Paul also said: “Even if we or an angel from heaven would preach any gospel other than the one we preached to you—a curse on him! As we have said before, so I now say again: If anyone preaches to you any gospel other than the one you received—a curse on him!” (Galatians 1:8-9). Putting up with someone who preaches a different gospel, a different spirit, a different Jesus, is never to a church’s credit (2 Corinthians 11:4). We do not want to be led astray from sincere and pure devotion to Christ the way Eve was deceived and led astray by the serpent’s cunning (2 Corinthians 11:3).
Therefore our position on refusing communion to those who are outside our fellowship (which is the ancient practice of the Christian church) is also a matter of not causing offense to our own members. Denominations that were once conservative and with whom we were once in fellowship, or were in serious talks over fellowship, have slipped into a broader and broader liberalism, denying that Christ is the only way to heaven, or even the existence of heaven. An individual member of such a church may not buy into any of their liberal teaching but maintains their membership for nostalgic or other reasons. Yet, they are “approving of what their forefathers did” (Luke 11:48), and their membership in a fallen-away church is a serious matter. Our refusal is a warning to them that the teaching they accept is false: it is our confession of faith, and an invitation for them to take a stand against their own church’s false teaching.
“Perhaps most vexing” wrote the sainted ELS Seminary President Ted Aaberg, “is the case of a conservative Lutheran, who still holds membership in his old church which has become increasingly liberal. Privately and informally he may stand with us confessionally, but one has to consider his formal membership too, and the danger of giving offense to others by his participation in the Lord’s Table with us” (A Young Pastor’s Concern Over Close Communion, LSQ XXII, No. 3 [September 1982] p. 75).
Finally, what is the “judgment” Paul warns about in verse 29? How serious a thing is this? He is going to expand on this in the next verse, but here we can say clearly and simply that the judgment he warns about is not a blessing. When someone takes the Lord’s Supper in an unworthy manner (without faith, by denying Christ, or by denying fellowship), he does not receive blessings, but judgment instead. Strengthening faith and granting forgiveness is the purpose of the sacrament. Does anyone want to take it knowing that by doing so in his case, on account of unbelief, etc., that he will receive the opposite of a strengthened faith, the opposite of the forgiveness of his sins? Does anyone want to commune in order to weaken his faith? Heaven forbid! “I desire to do your will, O my God… I proclaim righteousness in the great assembly” (Psalm 40:8-9).

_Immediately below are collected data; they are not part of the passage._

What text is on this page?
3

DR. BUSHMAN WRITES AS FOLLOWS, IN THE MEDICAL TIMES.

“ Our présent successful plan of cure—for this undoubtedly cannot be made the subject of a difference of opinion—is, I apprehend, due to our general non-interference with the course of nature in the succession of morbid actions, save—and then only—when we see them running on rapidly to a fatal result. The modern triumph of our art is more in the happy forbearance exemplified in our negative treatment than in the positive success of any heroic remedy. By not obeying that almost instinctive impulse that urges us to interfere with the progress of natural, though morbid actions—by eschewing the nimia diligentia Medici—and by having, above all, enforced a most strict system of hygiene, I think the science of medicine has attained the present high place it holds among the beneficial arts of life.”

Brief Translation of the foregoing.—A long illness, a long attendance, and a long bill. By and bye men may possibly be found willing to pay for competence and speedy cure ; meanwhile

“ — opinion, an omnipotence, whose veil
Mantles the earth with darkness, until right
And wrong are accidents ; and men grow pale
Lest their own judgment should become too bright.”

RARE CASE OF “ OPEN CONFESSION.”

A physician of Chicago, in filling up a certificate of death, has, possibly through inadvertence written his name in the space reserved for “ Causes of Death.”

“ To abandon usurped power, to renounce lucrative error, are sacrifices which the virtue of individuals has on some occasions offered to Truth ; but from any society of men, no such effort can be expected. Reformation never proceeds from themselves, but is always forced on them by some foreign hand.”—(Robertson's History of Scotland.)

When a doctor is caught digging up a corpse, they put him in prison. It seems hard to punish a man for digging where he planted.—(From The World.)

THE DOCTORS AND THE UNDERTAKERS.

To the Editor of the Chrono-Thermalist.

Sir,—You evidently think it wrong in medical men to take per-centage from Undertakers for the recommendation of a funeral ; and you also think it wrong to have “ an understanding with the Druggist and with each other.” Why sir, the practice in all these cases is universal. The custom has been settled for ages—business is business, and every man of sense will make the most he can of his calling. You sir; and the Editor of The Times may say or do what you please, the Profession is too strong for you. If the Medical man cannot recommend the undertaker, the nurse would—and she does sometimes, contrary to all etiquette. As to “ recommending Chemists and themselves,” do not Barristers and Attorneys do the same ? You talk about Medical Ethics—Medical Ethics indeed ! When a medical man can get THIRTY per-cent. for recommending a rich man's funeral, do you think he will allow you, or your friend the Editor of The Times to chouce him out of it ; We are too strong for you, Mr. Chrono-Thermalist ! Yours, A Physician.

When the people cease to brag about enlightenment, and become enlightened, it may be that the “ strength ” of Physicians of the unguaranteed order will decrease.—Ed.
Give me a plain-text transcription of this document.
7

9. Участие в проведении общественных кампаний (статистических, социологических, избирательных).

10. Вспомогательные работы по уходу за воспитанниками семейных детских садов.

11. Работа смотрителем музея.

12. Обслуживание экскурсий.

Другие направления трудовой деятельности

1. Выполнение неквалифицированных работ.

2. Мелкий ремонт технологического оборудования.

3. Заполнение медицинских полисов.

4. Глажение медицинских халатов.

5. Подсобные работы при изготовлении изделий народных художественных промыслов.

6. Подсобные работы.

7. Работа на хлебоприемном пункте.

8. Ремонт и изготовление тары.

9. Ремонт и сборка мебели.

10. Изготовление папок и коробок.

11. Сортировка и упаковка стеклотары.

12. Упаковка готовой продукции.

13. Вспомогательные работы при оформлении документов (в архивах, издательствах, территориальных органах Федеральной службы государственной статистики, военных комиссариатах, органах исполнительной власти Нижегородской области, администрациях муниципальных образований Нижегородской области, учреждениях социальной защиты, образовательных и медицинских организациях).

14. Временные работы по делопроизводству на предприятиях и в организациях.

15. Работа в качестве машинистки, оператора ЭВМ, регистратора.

It is the role of the church to testify about the truth, “that special power and right which Christ gave to his church on earth: to forgive the sins of penitent sinners but refuse forgiveness to the impenitent as long as they do not repent.” (Small Catechism, Ministry of the Keys). It is not our place to question the will of God or the word of Christ. And we also want to submit to the leadership of our called ministers of the gospel. It is every Christian’s duty and privilege to learn about these things, to study them diligently, and to take them to heart. “Be submissive to those who are (your parents, pastors, and elders). Clothe yourselves with humility toward one another, because ‘God opposes the proud but gives grace to the humble.’ Humble yourselves, therefore, under God’s mighty hand, that he may lift you up in due time” (Small Catechism, Table of Duties; 1 Peter 5:5-6).